Post Classifieds

Changes Just Keep Getting Greener

By Morgan Forester
On September 23, 2011

 

Get ready for change.

The Students for Campus Conservation Club is about to get a facelift; a new name, new posters and new events to get our school community more involved with sustainable living.

"We are in the process of changing our name from Students for Campus Conservation to the Sustainability Club," says the group's Vice President Aaron Emerson. Emerson believes the change will make the name easier to remember and perhaps make the club more accessible to other students.

According to the club's President, Chris Mullen, the new name will express more of what the club is about.

"Keeping yourself in a sustainable state is not just about the environmental or economic [parts of sustainability], it's also about the social and emotional [parts]," says Mullen.

According to Samantha Wolfe, the club's secretary, the name change request is just waiting for approval by the SGA.

Along with the name change the club has been brainstorming for new advertisements and events that will make them more involved with the campus.

The club has members from the English and Graphic Design majors and is hoping to use the talents of their members to make new eye-catching posters for the Hornet's Nest and around campus to draw new members in and to keep everyone updated. They are also looking into making better signs for the waste receptacles in the Hornet's Nest to reduce confusion about which items should go where.

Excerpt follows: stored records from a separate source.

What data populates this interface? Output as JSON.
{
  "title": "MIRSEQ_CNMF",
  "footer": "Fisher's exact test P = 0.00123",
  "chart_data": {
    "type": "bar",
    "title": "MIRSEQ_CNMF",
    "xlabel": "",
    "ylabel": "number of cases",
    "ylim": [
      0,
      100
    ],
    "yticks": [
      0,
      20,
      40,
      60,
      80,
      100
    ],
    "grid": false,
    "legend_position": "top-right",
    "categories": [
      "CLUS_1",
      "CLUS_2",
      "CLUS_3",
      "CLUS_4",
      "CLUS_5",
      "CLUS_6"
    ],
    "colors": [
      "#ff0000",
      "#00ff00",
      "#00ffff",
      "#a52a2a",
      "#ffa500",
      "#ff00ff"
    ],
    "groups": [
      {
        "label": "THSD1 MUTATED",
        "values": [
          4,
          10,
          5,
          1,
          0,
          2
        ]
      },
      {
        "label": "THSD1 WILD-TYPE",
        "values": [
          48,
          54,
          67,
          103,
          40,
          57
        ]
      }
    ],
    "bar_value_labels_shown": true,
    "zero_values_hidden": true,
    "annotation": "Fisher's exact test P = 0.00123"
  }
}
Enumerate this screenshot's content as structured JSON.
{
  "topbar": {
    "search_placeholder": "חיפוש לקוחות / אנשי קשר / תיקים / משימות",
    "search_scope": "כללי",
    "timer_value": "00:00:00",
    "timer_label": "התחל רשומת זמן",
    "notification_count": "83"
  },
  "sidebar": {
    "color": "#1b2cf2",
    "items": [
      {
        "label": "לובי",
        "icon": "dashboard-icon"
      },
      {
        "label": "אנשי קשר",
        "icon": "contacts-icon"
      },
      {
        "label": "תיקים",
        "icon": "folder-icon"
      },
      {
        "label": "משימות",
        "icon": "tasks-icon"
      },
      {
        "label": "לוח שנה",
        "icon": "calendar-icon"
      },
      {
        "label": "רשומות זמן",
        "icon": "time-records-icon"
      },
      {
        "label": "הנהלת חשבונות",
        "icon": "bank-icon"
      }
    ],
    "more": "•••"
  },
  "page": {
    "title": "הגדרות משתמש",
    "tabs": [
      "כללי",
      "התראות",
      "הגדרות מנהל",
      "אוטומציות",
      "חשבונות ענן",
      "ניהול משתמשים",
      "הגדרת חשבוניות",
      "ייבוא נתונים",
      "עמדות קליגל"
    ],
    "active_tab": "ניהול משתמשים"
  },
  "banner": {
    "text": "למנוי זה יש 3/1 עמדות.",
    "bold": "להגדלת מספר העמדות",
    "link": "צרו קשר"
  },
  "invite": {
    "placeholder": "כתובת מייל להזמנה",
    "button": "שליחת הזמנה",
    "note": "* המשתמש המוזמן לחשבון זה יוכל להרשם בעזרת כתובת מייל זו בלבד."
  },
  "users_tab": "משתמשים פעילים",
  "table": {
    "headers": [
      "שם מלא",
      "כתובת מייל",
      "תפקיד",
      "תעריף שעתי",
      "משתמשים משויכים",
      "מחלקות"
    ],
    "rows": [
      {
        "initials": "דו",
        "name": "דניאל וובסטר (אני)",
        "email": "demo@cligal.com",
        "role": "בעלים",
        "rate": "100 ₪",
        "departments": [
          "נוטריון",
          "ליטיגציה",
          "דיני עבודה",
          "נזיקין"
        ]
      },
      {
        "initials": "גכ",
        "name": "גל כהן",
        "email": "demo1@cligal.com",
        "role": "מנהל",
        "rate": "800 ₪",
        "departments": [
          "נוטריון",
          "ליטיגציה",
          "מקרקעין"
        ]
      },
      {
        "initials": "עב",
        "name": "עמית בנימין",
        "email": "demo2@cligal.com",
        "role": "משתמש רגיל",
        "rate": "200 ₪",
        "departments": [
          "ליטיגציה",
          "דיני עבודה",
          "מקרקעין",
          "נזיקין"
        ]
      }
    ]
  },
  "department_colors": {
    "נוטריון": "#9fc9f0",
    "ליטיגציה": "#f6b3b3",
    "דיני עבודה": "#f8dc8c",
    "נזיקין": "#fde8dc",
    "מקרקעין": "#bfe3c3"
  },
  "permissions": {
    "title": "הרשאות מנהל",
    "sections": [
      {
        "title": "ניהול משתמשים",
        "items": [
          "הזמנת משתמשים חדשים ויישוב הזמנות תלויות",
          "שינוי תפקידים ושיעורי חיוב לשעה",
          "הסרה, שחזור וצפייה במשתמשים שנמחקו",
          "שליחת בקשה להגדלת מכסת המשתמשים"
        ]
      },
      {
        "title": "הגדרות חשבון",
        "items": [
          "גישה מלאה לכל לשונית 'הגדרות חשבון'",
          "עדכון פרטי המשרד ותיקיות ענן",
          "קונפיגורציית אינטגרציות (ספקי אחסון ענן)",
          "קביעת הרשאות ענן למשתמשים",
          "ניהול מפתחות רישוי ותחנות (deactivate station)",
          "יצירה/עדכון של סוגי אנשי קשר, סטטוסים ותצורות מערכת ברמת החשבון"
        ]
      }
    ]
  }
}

"Everyone participates in coming up with ideas," says Wolfe, "In our last meeting we talked a lot about what small events we could do to get other students involved."

Their ideas are extensive, from nature walks to identify invasive species to potluck dinners with local food and possible monthly movies that relate to nature and sustainability. There is also talk of bringing composting to the dorms and doing more regular trash audits where the club members collect trash from around campus and separate out what could have been composted or recycled. The only thing that stands in the club's way is possible interference from the school.

When asked about the school's cooperation with the goals of the Campus Conservation Club, the faculty advisor for the group, Benjamin Luce, admitted there has been some frustration in the past.

"It took the Hornet's Nest a while to get on board with our new waste receptacles," says Emerson.

"It was more like half a semester," Mullen chimed in.

There are some problems with communication between the club and the school but the club is pushing their ideas forward and wants to continue their growth as a club and as a presence on campus.

  "We welcome everyone," says Wolfe. The club is very open to new members and stresses that you don't have to be a part of the major to be a part of the club.

 If you're interested in making a difference with Campus Conservation, or just interested in meeting some new people, the Students for Campus Conservation Club has meetings every Wednesday at 5:30PM in room S-123 in the Science Wing.